Rosenblum’s talk was interesting, well delivered and entertaining but I can’t help but think that he’s maybe spent too much time whipping up his perfect storm and not enough actually out there in the real world. There’s a vast gulf between the media landscape he describes, where media companies put little effort into "the fuck ups" in the corner who run online, and the massive investment and talent being thrown at new media by the BBC (my employer) and many others.
“We don’t live in a world of print anymore, we live in a world of video and online… this technological storm is going to wash away most of what we understand today and replace it with something different.”
I think he’s focusing in on the wrong thing.
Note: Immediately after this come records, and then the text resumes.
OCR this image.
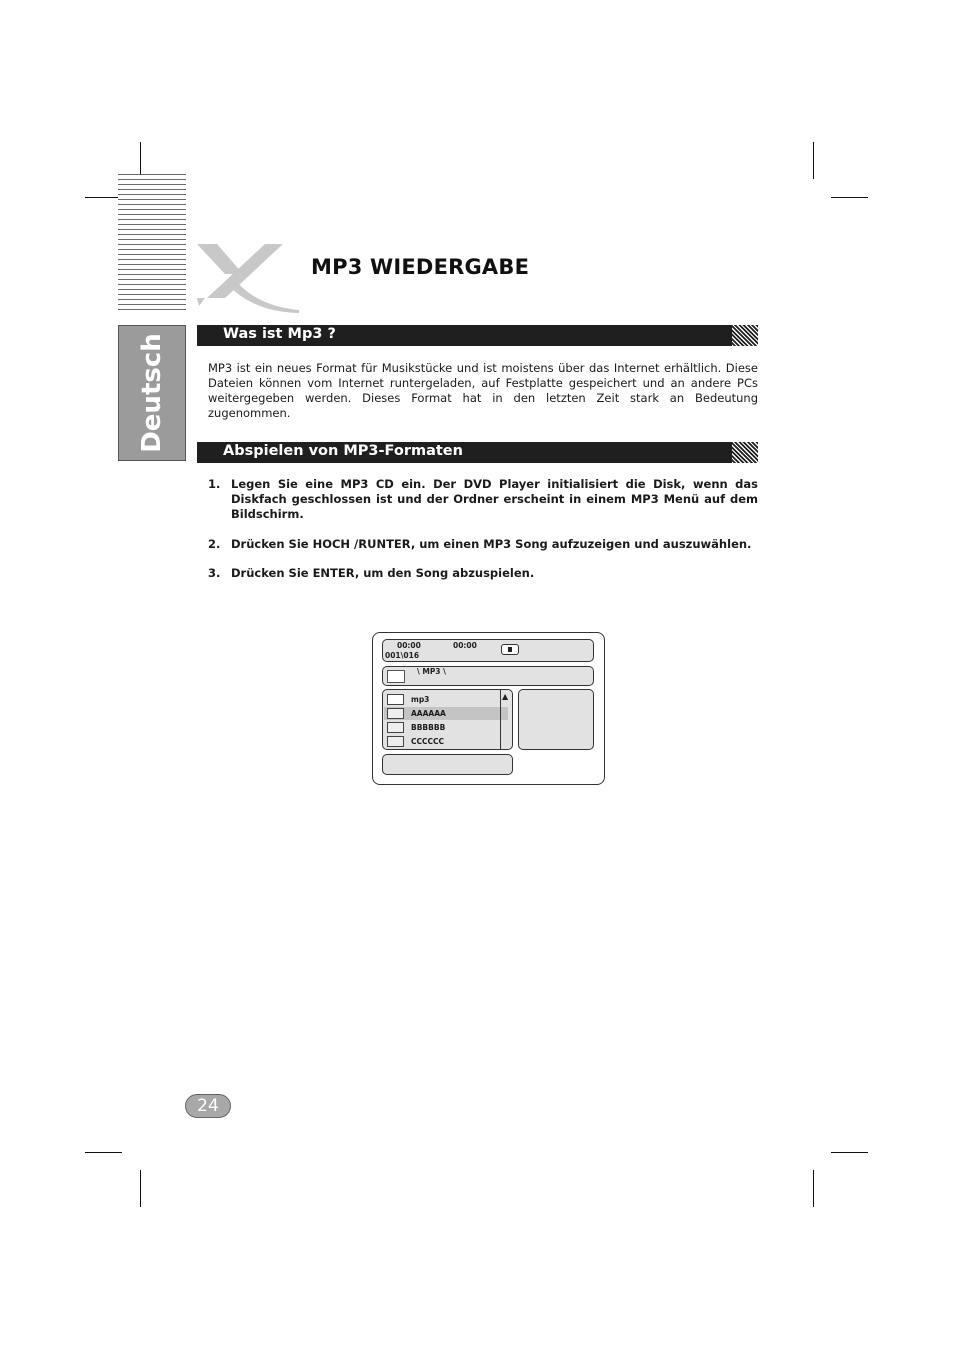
Deutsch
MP3 WIEDERGABE
Was ist Mp3 ?
MP3 ist ein neues Format für Musikstücke und ist moistens über das Internet erhältlich. Diese Dateien können vom Internet runtergeladen, auf Festplatte gespeichert und an andere PCs weitergegeben werden. Dieses Format hat in den letzten Zeit stark an Bedeutung zugenommen.
Abspielen von MP3-Formaten
1. Legen Sie eine MP3 CD ein. Der DVD Player initialisiert die Disk, wenn das Diskfach geschlossen ist und der Ordner erscheint in einem MP3 Menü auf dem Bildschirm.
2. Drücken Sie HOCH /RUNTER, um einen MP3 Song aufzuzeigen und auszuwählen.
3. Drücken Sie ENTER, um den Song abzuspielen.
00:00	00:00
001\016
\ MP3 \
mp3
AAAAAA
BBBBBB
CCCCCC
▲
24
The transition isn’t “print”–>”holy crap we can make pictures move!” The main impact of the internet on journalism isn’t going to be video and audio, if that were the case, TV and radio would already have killed the newspaper.
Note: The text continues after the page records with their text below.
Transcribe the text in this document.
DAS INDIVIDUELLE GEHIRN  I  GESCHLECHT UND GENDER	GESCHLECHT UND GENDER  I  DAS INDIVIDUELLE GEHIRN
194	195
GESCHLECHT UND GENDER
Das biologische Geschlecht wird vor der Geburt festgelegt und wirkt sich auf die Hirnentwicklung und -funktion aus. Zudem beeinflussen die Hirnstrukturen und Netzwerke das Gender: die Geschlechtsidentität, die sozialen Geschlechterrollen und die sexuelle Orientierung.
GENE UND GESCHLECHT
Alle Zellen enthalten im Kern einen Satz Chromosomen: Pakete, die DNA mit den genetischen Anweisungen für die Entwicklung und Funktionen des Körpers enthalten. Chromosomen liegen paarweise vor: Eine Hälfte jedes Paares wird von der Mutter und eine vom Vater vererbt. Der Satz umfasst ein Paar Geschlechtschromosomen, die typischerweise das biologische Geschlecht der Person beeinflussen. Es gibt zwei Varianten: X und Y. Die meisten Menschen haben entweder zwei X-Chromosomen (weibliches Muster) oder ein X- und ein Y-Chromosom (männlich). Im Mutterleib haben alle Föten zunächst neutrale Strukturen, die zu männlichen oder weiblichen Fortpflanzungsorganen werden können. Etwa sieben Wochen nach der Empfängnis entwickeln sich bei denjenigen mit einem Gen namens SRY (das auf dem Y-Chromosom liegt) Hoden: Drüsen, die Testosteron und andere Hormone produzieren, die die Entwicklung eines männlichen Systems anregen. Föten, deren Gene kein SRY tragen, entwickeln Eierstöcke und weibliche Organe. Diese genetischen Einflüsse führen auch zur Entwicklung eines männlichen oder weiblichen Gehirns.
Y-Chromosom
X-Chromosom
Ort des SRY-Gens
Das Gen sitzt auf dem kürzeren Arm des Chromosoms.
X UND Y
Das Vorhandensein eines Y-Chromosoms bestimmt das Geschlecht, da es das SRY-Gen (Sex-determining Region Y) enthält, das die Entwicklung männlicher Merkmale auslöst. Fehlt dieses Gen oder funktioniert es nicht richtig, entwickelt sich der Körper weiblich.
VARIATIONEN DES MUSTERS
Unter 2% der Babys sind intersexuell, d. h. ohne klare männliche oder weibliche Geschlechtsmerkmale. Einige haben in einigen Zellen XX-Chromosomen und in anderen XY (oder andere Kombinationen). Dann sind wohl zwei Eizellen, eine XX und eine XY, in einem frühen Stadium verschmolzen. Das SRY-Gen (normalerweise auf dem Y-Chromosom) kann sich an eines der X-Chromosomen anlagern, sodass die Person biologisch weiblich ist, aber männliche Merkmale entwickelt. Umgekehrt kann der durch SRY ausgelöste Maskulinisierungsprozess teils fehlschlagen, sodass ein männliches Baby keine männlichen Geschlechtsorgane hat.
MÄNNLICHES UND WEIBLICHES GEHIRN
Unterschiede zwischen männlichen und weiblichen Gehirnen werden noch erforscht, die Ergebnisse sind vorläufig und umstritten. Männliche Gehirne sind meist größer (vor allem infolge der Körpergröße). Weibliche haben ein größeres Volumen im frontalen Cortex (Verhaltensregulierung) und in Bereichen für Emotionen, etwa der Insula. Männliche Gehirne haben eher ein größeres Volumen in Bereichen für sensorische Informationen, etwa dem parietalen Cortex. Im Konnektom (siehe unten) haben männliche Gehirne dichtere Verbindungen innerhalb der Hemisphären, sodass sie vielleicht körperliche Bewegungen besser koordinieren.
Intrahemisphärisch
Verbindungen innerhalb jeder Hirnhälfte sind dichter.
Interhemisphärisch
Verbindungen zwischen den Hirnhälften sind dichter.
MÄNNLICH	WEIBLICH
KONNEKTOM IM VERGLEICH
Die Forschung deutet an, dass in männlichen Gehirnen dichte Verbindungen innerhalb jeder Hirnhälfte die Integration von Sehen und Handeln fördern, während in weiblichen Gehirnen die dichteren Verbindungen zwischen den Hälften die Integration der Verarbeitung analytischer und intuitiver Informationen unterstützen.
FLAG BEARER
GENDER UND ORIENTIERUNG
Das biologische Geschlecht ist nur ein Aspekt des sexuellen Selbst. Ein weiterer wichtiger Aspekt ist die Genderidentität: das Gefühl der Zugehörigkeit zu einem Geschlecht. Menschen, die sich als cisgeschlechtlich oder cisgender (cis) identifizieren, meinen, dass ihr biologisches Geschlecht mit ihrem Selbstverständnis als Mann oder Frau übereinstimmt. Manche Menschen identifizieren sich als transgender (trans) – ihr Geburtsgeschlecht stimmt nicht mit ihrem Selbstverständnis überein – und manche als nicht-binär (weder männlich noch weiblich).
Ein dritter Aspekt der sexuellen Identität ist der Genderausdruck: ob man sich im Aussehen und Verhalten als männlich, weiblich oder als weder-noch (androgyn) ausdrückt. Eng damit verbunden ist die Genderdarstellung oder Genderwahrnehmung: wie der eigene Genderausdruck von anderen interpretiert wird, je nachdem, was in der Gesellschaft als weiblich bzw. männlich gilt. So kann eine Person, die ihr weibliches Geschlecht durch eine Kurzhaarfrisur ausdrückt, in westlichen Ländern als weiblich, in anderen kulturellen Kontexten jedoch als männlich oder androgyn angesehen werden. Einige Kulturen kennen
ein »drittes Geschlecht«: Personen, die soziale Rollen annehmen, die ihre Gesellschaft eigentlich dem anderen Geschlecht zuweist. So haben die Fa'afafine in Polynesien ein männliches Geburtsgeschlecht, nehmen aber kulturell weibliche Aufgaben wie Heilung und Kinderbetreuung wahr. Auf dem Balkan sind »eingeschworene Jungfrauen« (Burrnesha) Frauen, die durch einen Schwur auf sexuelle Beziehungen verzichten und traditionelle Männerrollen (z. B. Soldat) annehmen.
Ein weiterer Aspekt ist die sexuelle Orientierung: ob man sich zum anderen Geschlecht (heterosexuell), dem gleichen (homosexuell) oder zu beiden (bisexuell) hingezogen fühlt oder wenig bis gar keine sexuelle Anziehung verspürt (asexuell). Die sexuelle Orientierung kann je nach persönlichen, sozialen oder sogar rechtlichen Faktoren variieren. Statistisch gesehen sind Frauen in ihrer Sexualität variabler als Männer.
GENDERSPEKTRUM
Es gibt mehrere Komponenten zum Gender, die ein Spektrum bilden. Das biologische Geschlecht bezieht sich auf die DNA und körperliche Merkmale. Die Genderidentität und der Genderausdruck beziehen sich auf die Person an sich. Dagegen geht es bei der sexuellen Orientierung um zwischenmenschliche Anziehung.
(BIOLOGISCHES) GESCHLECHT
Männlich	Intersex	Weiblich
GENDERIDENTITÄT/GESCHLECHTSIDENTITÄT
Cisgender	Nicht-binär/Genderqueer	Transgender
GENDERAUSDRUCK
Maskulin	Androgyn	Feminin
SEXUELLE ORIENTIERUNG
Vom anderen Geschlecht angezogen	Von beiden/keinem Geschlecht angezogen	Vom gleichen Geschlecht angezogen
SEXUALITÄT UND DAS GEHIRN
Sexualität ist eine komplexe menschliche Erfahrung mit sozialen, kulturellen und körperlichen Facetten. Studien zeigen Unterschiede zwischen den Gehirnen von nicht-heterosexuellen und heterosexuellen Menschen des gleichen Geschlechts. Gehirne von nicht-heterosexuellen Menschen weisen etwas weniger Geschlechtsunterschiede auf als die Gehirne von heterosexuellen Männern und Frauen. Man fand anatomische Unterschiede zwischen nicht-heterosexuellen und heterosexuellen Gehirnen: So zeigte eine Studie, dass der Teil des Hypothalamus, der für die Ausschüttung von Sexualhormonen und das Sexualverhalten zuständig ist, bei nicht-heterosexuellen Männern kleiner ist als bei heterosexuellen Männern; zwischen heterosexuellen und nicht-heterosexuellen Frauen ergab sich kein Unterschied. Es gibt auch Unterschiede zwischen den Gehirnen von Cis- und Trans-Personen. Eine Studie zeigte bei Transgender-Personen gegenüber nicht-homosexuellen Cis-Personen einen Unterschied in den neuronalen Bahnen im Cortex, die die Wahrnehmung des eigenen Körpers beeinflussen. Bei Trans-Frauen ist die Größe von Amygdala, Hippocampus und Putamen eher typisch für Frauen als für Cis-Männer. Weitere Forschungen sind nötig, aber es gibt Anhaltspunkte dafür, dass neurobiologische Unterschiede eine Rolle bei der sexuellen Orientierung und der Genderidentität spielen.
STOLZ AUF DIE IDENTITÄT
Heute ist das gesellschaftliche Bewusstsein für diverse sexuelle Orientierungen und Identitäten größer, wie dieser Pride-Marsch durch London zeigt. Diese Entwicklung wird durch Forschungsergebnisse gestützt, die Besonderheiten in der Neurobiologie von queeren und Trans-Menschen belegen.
The huge difference the internet is going to make is in speed, access, and choice.
Hi Robin
Thanks for the write up, but actually I have a fair amount of experience ‘out there in the real world’. I spent 5 years working with The BBC to introduce the VJ concept there, and later to build local tv with N&R. Later I built Current.tv with Al Gore. I also own a hyperlocal TV station in DC built on the model.
Come find me tomorrow if you like
-Rosenblum
Hi Michael, thanks for popping over to comment. I realise that you want to affect change within the organisations you work with and have certainly been very successful in doing that. But I really don’t see a lackadaisical approach to new media at the BBC or elsewhere. Far from it. Yes, we and others probably aren’t doing as much as we could with video – and that’s clearly your thing – but we are taking lots of steps to integrate new ways of working, social media tools, and audience engagement into what we do. It’s not really in my experience that we’re in a “change or die” situation. We’ve changed already and some of us are really starting to focus on growing new audiences in new and innovative ways. There’s a lot more to that than just video.
I really, by the way, enjoyed your presentation even if I do disagree!